La raison en est simple : contrairement à ce que croient ceux qui ne connaissent pas ou n'apprécient pas les Guignols, il faut de l'empathie entre les spectateurs et les personnages mis en scène pour que ces derniers existent en tant que marionnettes. Cela veut dire que le secret de leur existence audiovisuelle et de leur longévité cathodique réside entre autres dans la qualité et les ressources de leur présence.

En effet, les Guignols fonctionnent sur la récurrence des situations et, bien sûr, des expressions, physiques et verbales des marionnettes : ainsi, quand apparaît Bayrou, attendrez-vous avec impatience le moment où il dira : "Mais, euh!", ou, pour Roselyne Bachelot "Ah bon!" Cela n'a l'air de rien, penseront certains, mais cela n'appartient pas à tout le monde : observez la non-existence de Ségolène Royal aux Guignols, dont la posture trop raide et la voix monocorde ne semblent pas des choix volontaires des auteurs des sketches mais bien le résultat d'une longue observation du modèle.

Pour revenir à PPD, outre sa voix chamallow et ses faux cheveux, il apparaît certes comme toujours déférent à l'égard des grands de ce monde, mais, souvent, il finit par s'insurger, tout en douceur et sans aucune persévérance si son interlocuteur le tance.
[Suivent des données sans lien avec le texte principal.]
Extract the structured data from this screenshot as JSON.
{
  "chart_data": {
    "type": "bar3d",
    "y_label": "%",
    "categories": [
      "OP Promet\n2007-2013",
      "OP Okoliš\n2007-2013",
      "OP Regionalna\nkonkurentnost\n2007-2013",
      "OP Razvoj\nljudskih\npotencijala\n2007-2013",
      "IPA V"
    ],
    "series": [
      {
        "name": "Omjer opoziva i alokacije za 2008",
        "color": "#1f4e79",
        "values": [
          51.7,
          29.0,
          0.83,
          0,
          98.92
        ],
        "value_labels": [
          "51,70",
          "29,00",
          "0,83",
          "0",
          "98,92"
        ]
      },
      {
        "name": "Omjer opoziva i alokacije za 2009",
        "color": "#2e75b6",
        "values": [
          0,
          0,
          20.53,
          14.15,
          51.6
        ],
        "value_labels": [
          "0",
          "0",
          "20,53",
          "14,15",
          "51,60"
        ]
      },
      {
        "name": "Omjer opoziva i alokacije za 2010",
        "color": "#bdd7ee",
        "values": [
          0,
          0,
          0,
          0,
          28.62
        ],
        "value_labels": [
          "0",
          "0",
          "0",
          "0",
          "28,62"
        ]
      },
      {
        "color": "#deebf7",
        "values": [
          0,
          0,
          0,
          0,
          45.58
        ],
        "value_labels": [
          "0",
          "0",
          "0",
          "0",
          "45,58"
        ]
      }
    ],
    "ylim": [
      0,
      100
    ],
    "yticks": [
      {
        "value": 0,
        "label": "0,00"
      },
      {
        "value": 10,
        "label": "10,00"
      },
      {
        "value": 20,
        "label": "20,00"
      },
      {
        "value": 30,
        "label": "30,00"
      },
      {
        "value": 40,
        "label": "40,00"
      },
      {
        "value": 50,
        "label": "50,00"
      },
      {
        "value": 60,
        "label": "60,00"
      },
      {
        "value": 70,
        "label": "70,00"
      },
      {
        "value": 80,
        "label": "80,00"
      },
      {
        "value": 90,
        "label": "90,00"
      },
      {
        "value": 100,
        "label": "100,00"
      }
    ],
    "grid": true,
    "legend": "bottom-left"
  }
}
Il n'est pas uniforme, ce qui important pour donner de la consistance à un personnage. Il pourra donc se rébeller contre M. Sylvestre et sa vision du monde ; trouver le juste mot de conclusion après une dialogue entre Doc Gynéco et Joey Starr, ce qui n'est pas donné à tout le monde ; répondre à Bernard Tapie, qui s'adresse à lui en le traitant de "fiotte". Bref, il est doté d'une certaine humanité dans un monde de brutes où, désormais, il retrouvera, en retraité pépère, le "Chi", alias Jacques Chirac.